Computer Program SULFATE2

SULFATE2 is user-friendly software for computing the resistance of concrete to sulfate attack. It is a continuum model, which means that it solves coupled partial differential equations for transport and reactions subject to known boundary conditions, without resolving microstructural details.

ACBM/NIST Computer Modeling Workshop

This two-day workshop covers the topics of cement hydration modeling, percolation theory, and computation of transport and mechanical properties along with the key experimental techniques that complement and help validate the models. There is no registration fee to attend the workshop. The 24th in this series will be held August 12-13, 2013 at NIST.

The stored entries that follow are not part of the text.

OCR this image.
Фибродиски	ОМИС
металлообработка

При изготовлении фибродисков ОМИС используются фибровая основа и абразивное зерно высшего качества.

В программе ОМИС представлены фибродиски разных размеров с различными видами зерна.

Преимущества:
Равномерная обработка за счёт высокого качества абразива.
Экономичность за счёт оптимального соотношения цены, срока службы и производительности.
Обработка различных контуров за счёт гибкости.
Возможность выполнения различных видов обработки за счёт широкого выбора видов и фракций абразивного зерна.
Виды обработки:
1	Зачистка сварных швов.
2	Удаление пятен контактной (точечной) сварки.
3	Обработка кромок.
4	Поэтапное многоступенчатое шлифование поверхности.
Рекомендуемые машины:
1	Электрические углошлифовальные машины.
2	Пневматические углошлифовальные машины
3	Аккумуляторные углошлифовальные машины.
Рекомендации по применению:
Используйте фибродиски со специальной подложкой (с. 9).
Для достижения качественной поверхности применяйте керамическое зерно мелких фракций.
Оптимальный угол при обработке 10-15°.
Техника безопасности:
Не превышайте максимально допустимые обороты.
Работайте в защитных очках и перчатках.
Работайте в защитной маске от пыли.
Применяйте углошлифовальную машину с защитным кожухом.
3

Cement Hydration Modelling

Computer programs for modelling cement hydration and percolation processes are available here.

Software Disclaimer

These software packages were developed at the National Institute of Standards and Technology by employees of the Federal Government in the course of their official duties. Pursuant to title 17 Section 105 of the United States Code this software is not subject to copyright protection and is in the public domain. These software packages represent experimental systems. NIST assumes no responsibility whatsoever for their use by other parties, and makes no guarantees, expressed or implied, about their quality, reliability, or any other characteristic. We would appreciate acknowledgement if the software packages are used.

These software packages can be redistributed and/or modified freely provided that any derivative works bear some notice that they are derived from these original packages, and any modified versions bear some notice that they have been modified.